After the Voyager fly-by of 1986, scientists pegged Uranus as an uninteresting planet. But with the emergence of large, ground-based telescopes, astronomers have discovered a variety of remarkable weather patterns and unusual ring features on Uranus.
Uranus, the third-largest planet in the known solar system behind Jupiter and Saturn, is about 60 times larger than Earth. It has 11 rings and 27 known moons, and appears blue because of a high concentration of methane in its atmosphere.
Using the Keck telescope at the University of Hawaii, researchers such as Larry Sromovsky, senior scientist at UW-Madison's Space Science and Engineering Center, found more than 70 different cloud features on Uranus between 2003 and 2004.
\We see a wide spectrum of cloud dynamics,"" Sromovsky said. Some clouds fluctuate within hours or months, though one feature is known to have lasted for more than 18 years.
""The atmosphere changes more rapidly than we thought was possible,"" said Ellis Miner, press officer for the American Astronomy Society's Division for Planetary Sciences. Miner said in the larger planets, weather changes usually happen over a period of years.

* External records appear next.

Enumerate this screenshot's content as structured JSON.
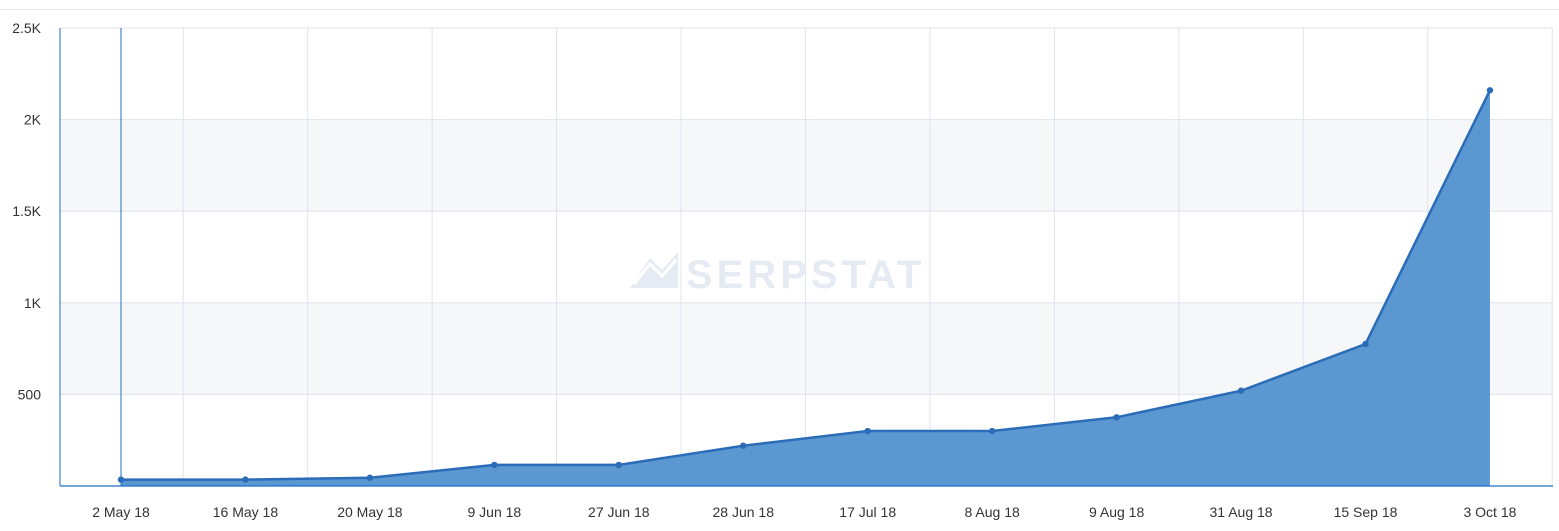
{
  "chart_data": {
    "type": "area",
    "x": [
      "2 May 18",
      "16 May 18",
      "20 May 18",
      "9 Jun 18",
      "27 Jun 18",
      "28 Jun 18",
      "17 Jul 18",
      "8 Aug 18",
      "9 Aug 18",
      "31 Aug 18",
      "15 Sep 18",
      "3 Oct 18"
    ],
    "series": [
      {
        "values": [
          35,
          35,
          45,
          115,
          115,
          220,
          300,
          300,
          375,
          520,
          775,
          2160
        ]
      }
    ],
    "yticks": [
      "500",
      "1K",
      "1.5K",
      "2K",
      "2.5K"
    ],
    "ylim": [
      0,
      2500
    ],
    "grid": true,
    "watermark": "SERPSTAT",
    "colors": {
      "line": "#2b6cb8",
      "fill": "#5b97d0",
      "band": "#f6f7f9",
      "grid": "#dfe3ee",
      "axis": "#1f6fc4",
      "label": "#333333",
      "watermark": "#e6ebf3"
    }
  }
}
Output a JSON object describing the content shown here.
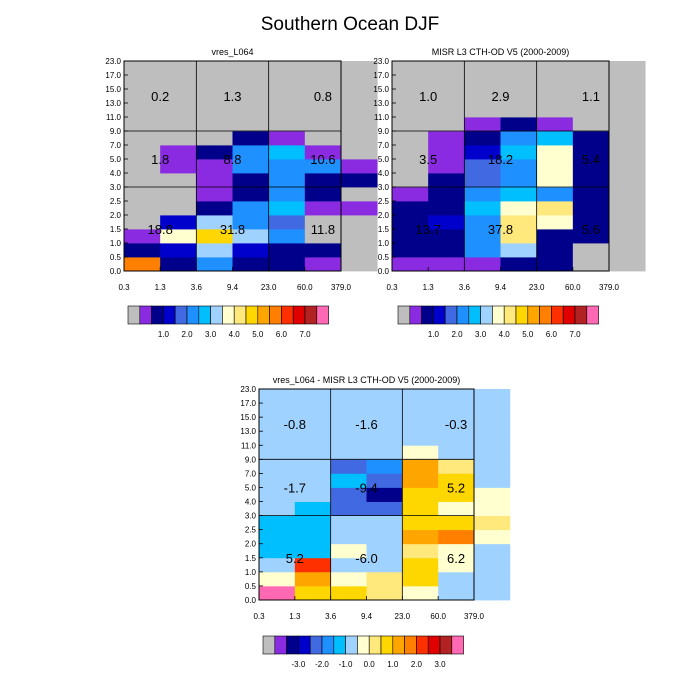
{
  "figure_title": "Southern Ocean DJF",
  "colors": {
    "missing": "#bebebe",
    "abs_palette": [
      "#8a2be2",
      "#00008b",
      "#0000cd",
      "#4169e1",
      "#1e90ff",
      "#00bfff",
      "#a0d2ff",
      "#ffffd0",
      "#ffe87c",
      "#ffd700",
      "#ffa500",
      "#ff7f00",
      "#ff3000",
      "#e00000",
      "#b22222",
      "#ff69b4"
    ],
    "diff_palette": [
      "#8a2be2",
      "#00008b",
      "#0000cd",
      "#4169e1",
      "#1e90ff",
      "#00bfff",
      "#a0d2ff",
      "#ffffd0",
      "#ffe87c",
      "#ffd700",
      "#ffa500",
      "#ff7f00",
      "#ff3000",
      "#e00000",
      "#b22222",
      "#ff69b4"
    ]
  },
  "chart_data": [
    {
      "type": "heatmap",
      "title": "vres_L064",
      "x_ticks": [
        "0.3",
        "1.3",
        "3.6",
        "9.4",
        "23.0",
        "60.0",
        "379.0"
      ],
      "y_ticks": [
        "0.0",
        "0.5",
        "1.0",
        "1.5",
        "2.0",
        "2.5",
        "3.0",
        "4.0",
        "5.0",
        "7.0",
        "9.0",
        "11.0",
        "13.0",
        "15.0",
        "17.0",
        "23.0"
      ],
      "cells": [
        [
          11,
          1,
          4,
          1,
          1,
          0,
          -1
        ],
        [
          1,
          2,
          6,
          2,
          1,
          1,
          -1
        ],
        [
          0,
          7,
          9,
          6,
          4,
          -1,
          -1
        ],
        [
          -1,
          2,
          6,
          4,
          3,
          -1,
          -1
        ],
        [
          -1,
          -1,
          1,
          4,
          5,
          0,
          0
        ],
        [
          -1,
          -1,
          0,
          1,
          4,
          1,
          -1
        ],
        [
          -1,
          -1,
          0,
          1,
          4,
          1,
          1
        ],
        [
          -1,
          0,
          0,
          4,
          4,
          4,
          0
        ],
        [
          -1,
          0,
          1,
          4,
          5,
          0,
          -1
        ],
        [
          -1,
          -1,
          -1,
          1,
          0,
          -1,
          -1
        ],
        [
          -1,
          -1,
          -1,
          -1,
          -1,
          -1,
          -1
        ],
        [
          -1,
          -1,
          -1,
          -1,
          -1,
          -1,
          -1
        ],
        [
          -1,
          -1,
          -1,
          -1,
          -1,
          -1,
          -1
        ],
        [
          -1,
          -1,
          -1,
          -1,
          -1,
          -1,
          -1
        ],
        [
          -1,
          -1,
          -1,
          -1,
          -1,
          -1,
          -1
        ]
      ],
      "group_values": [
        [
          "18.8",
          "31.8",
          "11.8"
        ],
        [
          "1.8",
          "8.8",
          "10.6"
        ],
        [
          "0.2",
          "1.3",
          "0.8"
        ]
      ],
      "legend_labels": [
        "1.0",
        "2.0",
        "3.0",
        "4.0",
        "5.0",
        "6.0",
        "7.0"
      ]
    },
    {
      "type": "heatmap",
      "title": "MISR L3 CTH-OD V5 (2000-2009)",
      "x_ticks": [
        "0.3",
        "1.3",
        "3.6",
        "9.4",
        "23.0",
        "60.0",
        "379.0"
      ],
      "y_ticks": [
        "0.0",
        "0.5",
        "1.0",
        "1.5",
        "2.0",
        "2.5",
        "3.0",
        "4.0",
        "5.0",
        "7.0",
        "9.0",
        "11.0",
        "13.0",
        "15.0",
        "17.0",
        "23.0"
      ],
      "cells": [
        [
          0,
          0,
          0,
          1,
          1,
          -1,
          -1
        ],
        [
          1,
          1,
          4,
          6,
          1,
          -1,
          -1
        ],
        [
          1,
          1,
          4,
          8,
          1,
          1,
          -1
        ],
        [
          1,
          2,
          4,
          8,
          7,
          1,
          -1
        ],
        [
          1,
          1,
          5,
          7,
          8,
          1,
          -1
        ],
        [
          0,
          1,
          4,
          5,
          4,
          1,
          -1
        ],
        [
          -1,
          1,
          3,
          4,
          7,
          1,
          -1
        ],
        [
          -1,
          0,
          3,
          4,
          7,
          1,
          -1
        ],
        [
          -1,
          0,
          2,
          5,
          7,
          1,
          -1
        ],
        [
          -1,
          0,
          1,
          4,
          5,
          1,
          -1
        ],
        [
          -1,
          -1,
          0,
          1,
          0,
          -1,
          -1
        ],
        [
          -1,
          -1,
          -1,
          -1,
          -1,
          -1,
          -1
        ],
        [
          -1,
          -1,
          -1,
          -1,
          -1,
          -1,
          -1
        ],
        [
          -1,
          -1,
          -1,
          -1,
          -1,
          -1,
          -1
        ],
        [
          -1,
          -1,
          -1,
          -1,
          -1,
          -1,
          -1
        ]
      ],
      "group_values": [
        [
          "13.7",
          "37.8",
          "5.6"
        ],
        [
          "3.5",
          "18.2",
          "5.4"
        ],
        [
          "1.0",
          "2.9",
          "1.1"
        ]
      ],
      "legend_labels": [
        "1.0",
        "2.0",
        "3.0",
        "4.0",
        "5.0",
        "6.0",
        "7.0"
      ]
    },
    {
      "type": "heatmap",
      "title": "vres_L064 - MISR L3 CTH-OD V5 (2000-2009)",
      "x_ticks": [
        "0.3",
        "1.3",
        "3.6",
        "9.4",
        "23.0",
        "60.0",
        "379.0"
      ],
      "y_ticks": [
        "0.0",
        "0.5",
        "1.0",
        "1.5",
        "2.0",
        "2.5",
        "3.0",
        "4.0",
        "5.0",
        "7.0",
        "9.0",
        "11.0",
        "13.0",
        "15.0",
        "17.0",
        "23.0"
      ],
      "cells": [
        [
          15,
          9,
          9,
          8,
          7,
          6,
          6
        ],
        [
          7,
          10,
          7,
          8,
          9,
          6,
          6
        ],
        [
          6,
          12,
          6,
          6,
          9,
          7,
          6
        ],
        [
          5,
          5,
          7,
          6,
          8,
          7,
          6
        ],
        [
          5,
          5,
          6,
          6,
          10,
          11,
          7
        ],
        [
          5,
          5,
          6,
          6,
          9,
          9,
          8
        ],
        [
          6,
          5,
          3,
          3,
          9,
          7,
          7
        ],
        [
          6,
          6,
          3,
          1,
          9,
          9,
          7
        ],
        [
          6,
          6,
          5,
          3,
          10,
          9,
          6
        ],
        [
          6,
          6,
          3,
          4,
          10,
          8,
          6
        ],
        [
          6,
          6,
          6,
          6,
          7,
          6,
          6
        ],
        [
          6,
          6,
          6,
          6,
          6,
          6,
          6
        ],
        [
          6,
          6,
          6,
          6,
          6,
          6,
          6
        ],
        [
          6,
          6,
          6,
          6,
          6,
          6,
          6
        ],
        [
          6,
          6,
          6,
          6,
          6,
          6,
          6
        ]
      ],
      "group_values": [
        [
          "5.2",
          "-6.0",
          "6.2"
        ],
        [
          "-1.7",
          "-9.4",
          "5.2"
        ],
        [
          "-0.8",
          "-1.6",
          "-0.3"
        ]
      ],
      "legend_labels": [
        "-3.0",
        "-2.0",
        "-1.0",
        "0.0",
        "1.0",
        "2.0",
        "3.0"
      ]
    }
  ]
}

""We didn't expect large changes in scales much less than decades, but that's certainly not what we've been observing,"" Miner said.
Scientists were also surprised to see seasonal effects on the seventh planet from the sun.
""It takes 84 years for Uranus to orbit the sun. You can have one pole in darkness for half of the time, so it has pretty extreme seasonal differences in exposure to sunlight,"" Sromovsky said. ""But we didn't expect to see seasonal changes because Uranus is so cold.""
Sromovsky said a seasonal symmetry has appeared between the northern and southern hemispheres of the planet.
""As it continues in this orbit, the southern hemisphere will see less and less sunlight and the northern hemisphere more and more, so we're looking forward to seeing what kind of changes occur,"" Sromovsky said.
As the telescope's photos also indicate, weather patterns are not Uranus' only unusual feature.
""It has a very strange set of rings unlike any other rings we've seen in this solar system or elsewhere,"" Miner said. Scientists found one broad ring inside the inner portion of Uranus' system of narrow rings.
Astronomers first noticed this wide ring in images from Voyager, but they could not study it further until its recent rediscovery by the Keck telescope.
""This ring is becoming visible again since we're getting better image quality and better angle of view,"" Sromovsky said.
Dr. Michael Liu, an astronomer at the University of Hawaii, said sharp images such as these are possible because of the telescope's size and adaptive optics system.
Large telescopes focus points of light from different parts of the atmosphere, causing images to blur. However, Keck's flexible, 10-meter-diameter mirror bends to correct these distortions.
""Keck has been the first in a generation of very large telescopes, and in the last 10 years, they have driven most of the main scientific advances you have seen in astronomy,"" Liu said.